With The Master Builder, we have a play that hardly justifies its place in the canon of Ibsen's 'realist' plays. True, the characters have motivations based in psychology, and there are no magical elements to the play. Indeed, even the hero's suggestion that he achieves things by willing them could be his imagination, or a symptom of madness, as his wife fears.
However, the behaviour of the characters and the meaning of their action seem to have little basis in reality. Also the play seems to strive at allegory and metaphor, though as ever in Ibsen it is best not to tie the meaning down too tightly.
The story centres on Halvard Solness, a talented architect. He has overstepped his onetime rival, Knut Brovik, who now works for him. However, there is a price for his success. His chance to build came about when his house burned down. This led to the deaths of his children, and his wife has never recovered from these losses, leaving him in a guilt-ridden painful marriage.
Halvard also fears youth, especially the son of Knut, Ragnar Brovik, who, Halvard fears, may one day overstep him, as he did Knut. For this reason, he is having an affair with Ragnar's fiancé in the hope that this will keep Ragnar in a position of subservience to him.

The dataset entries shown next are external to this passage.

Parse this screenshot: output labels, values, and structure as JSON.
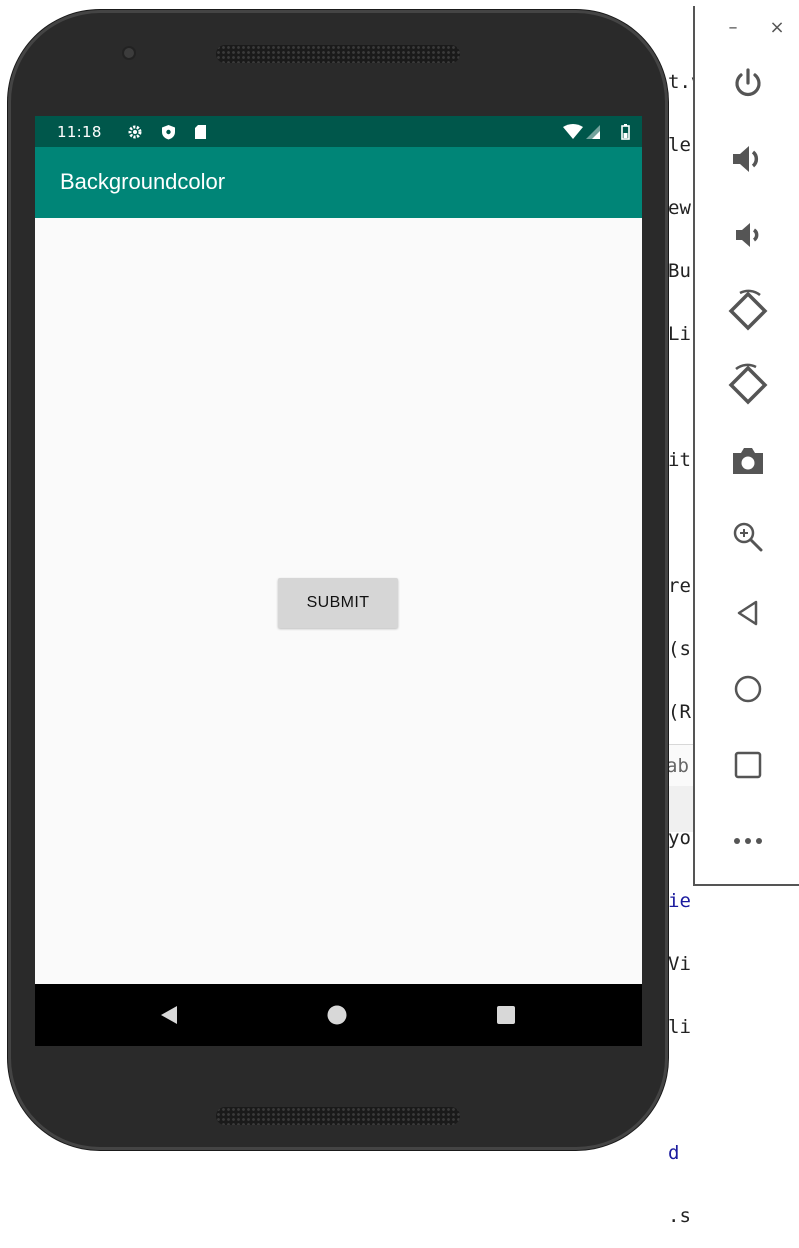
{
  "status_bar": {
    "time": "11:18",
    "icons": [
      "settings-icon",
      "shield-icon",
      "sd-card-icon",
      "wifi-icon",
      "signal-icon",
      "battery-icon"
    ]
  },
  "app_bar": {
    "title": "Backgroundcolor"
  },
  "main": {
    "submit_label": "SUBMIT"
  },
  "nav_bar": {
    "buttons": [
      "back-icon",
      "home-icon",
      "recents-icon"
    ]
  },
  "emulator_panel": {
    "minimize_label": "–",
    "close_label": "×",
    "tools": [
      "power-icon",
      "volume-up-icon",
      "volume-down-icon",
      "rotate-left-icon",
      "rotate-right-icon",
      "camera-icon",
      "zoom-icon",
      "back-icon",
      "home-icon",
      "overview-icon",
      "more-icon"
    ]
  },
  "ide_background": {
    "code_fragments": [
      "t.v",
      "le",
      "ew",
      "Bu",
      "Li",
      "",
      "it",
      "",
      "re",
      "(s",
      "(R",
      ";",
      "yo",
      "ie",
      "Vi",
      "li",
      "",
      "d",
      ".s"
    ],
    "bottom_fragment": "ab"
  },
  "colors": {
    "status_bar": "#00574b",
    "app_bar": "#008577",
    "screen_background": "#fafafa",
    "button": "#d6d6d6"
  }
}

Into this atmosphere of guilt and angst steps Hilde Wangel, the younger daughter from Ibsen's earlier play, The Lady From The Sea. Hilde is in love with Halvard and wishes to inspire him to great deeds. Under her influence, Halvard begins to revive and dream again. He agrees to mount the high tower he is building, but his vertigo returns and he plunges to his death.

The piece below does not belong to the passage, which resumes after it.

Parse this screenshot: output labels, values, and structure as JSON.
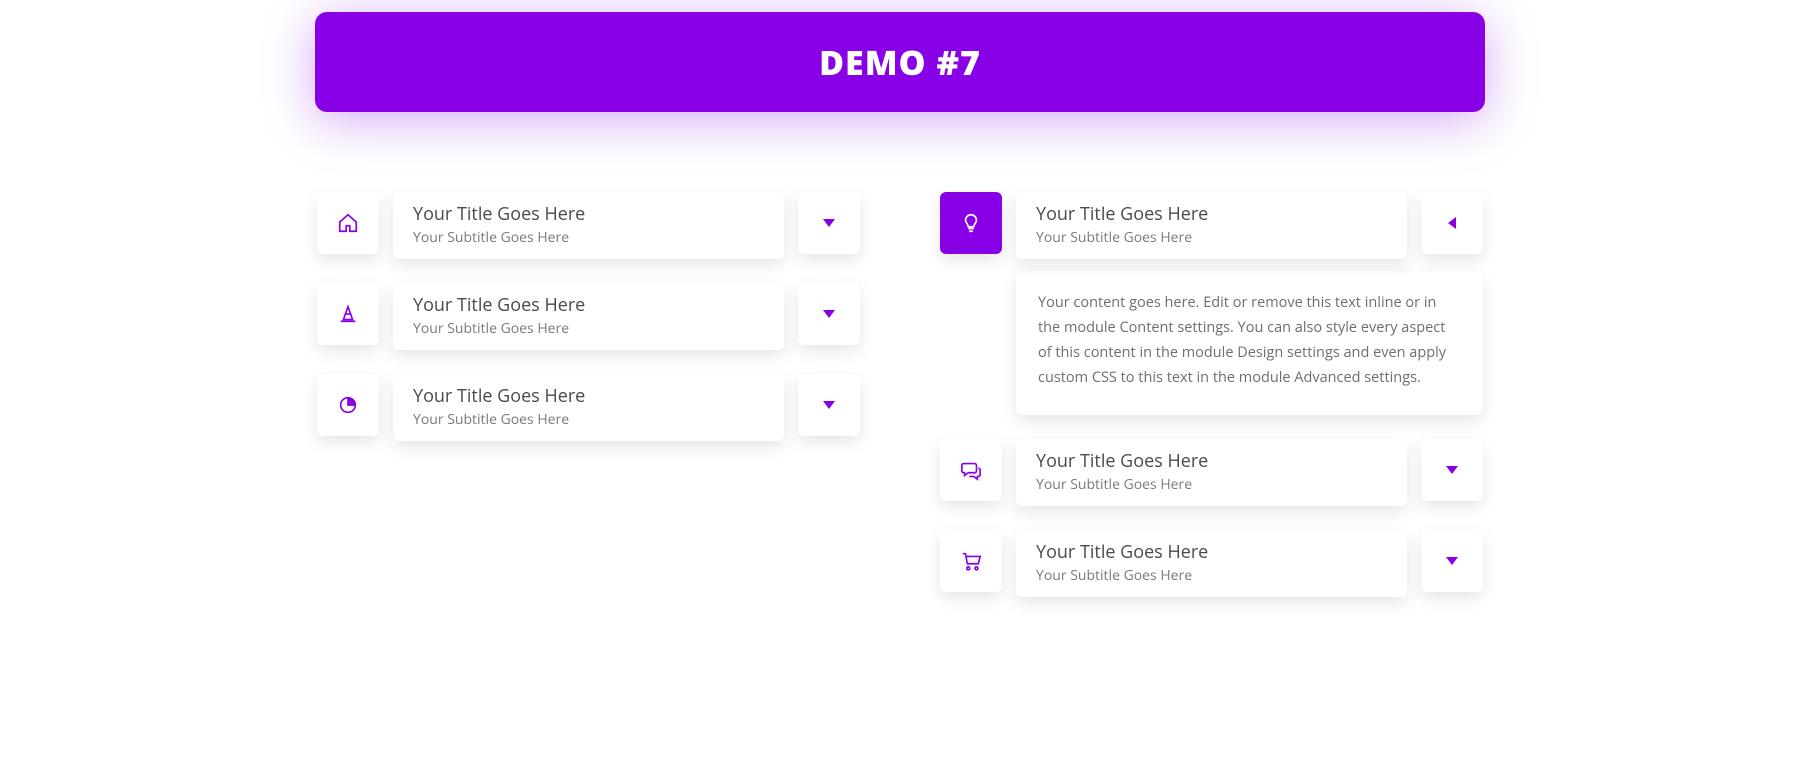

Described in these terms, the story sounds straightforward, but a reading of the play suggests that it is somehow about other things than the mere narrative would suggest. Ibsen's biographer, Michael Meyer, has called the play, Portrait of the Artist as an Old Man, and certainly the play does seem to reflect Ibsen's sense of himself as a writer.
To note the parallels. Like Halvard and Knut, Ibsen had overtaken Bjoernson as the prominent writer of Norway. However, Ibsen had felt threatened by a younger writer, Knut Hamsun, who criticised Ibsen's 'old-fashioned' style. This is echoed in the relationship between Halvard and the young Ragnar. (Ibsen's fears, incidentally, were unjustified - Hamsun's works are nowhere near as great as Ibsen's.)
We may also trace something in the progress of Halvard's buildings. He began by building churches with spires until his disillusion with god. Later, he built homes for people to live in, but felt that these carried an echo of his own unhappy home and that people were not happy in them. Finally, he seeks to build castles in the air with solid foundations beneath. We can see an echo in Ibsen's plays - the earlier fantasy plays, the realistic prose plays and finally the return to something more fantastic, but with a realist base.
We can also detect something phallic in the obsession with spires. Certainly, Hilde is fascinated with Halvard's building of tall towers, and her ecstasy at the end (she hears the sound of singing and harps) might suggest an orgasm.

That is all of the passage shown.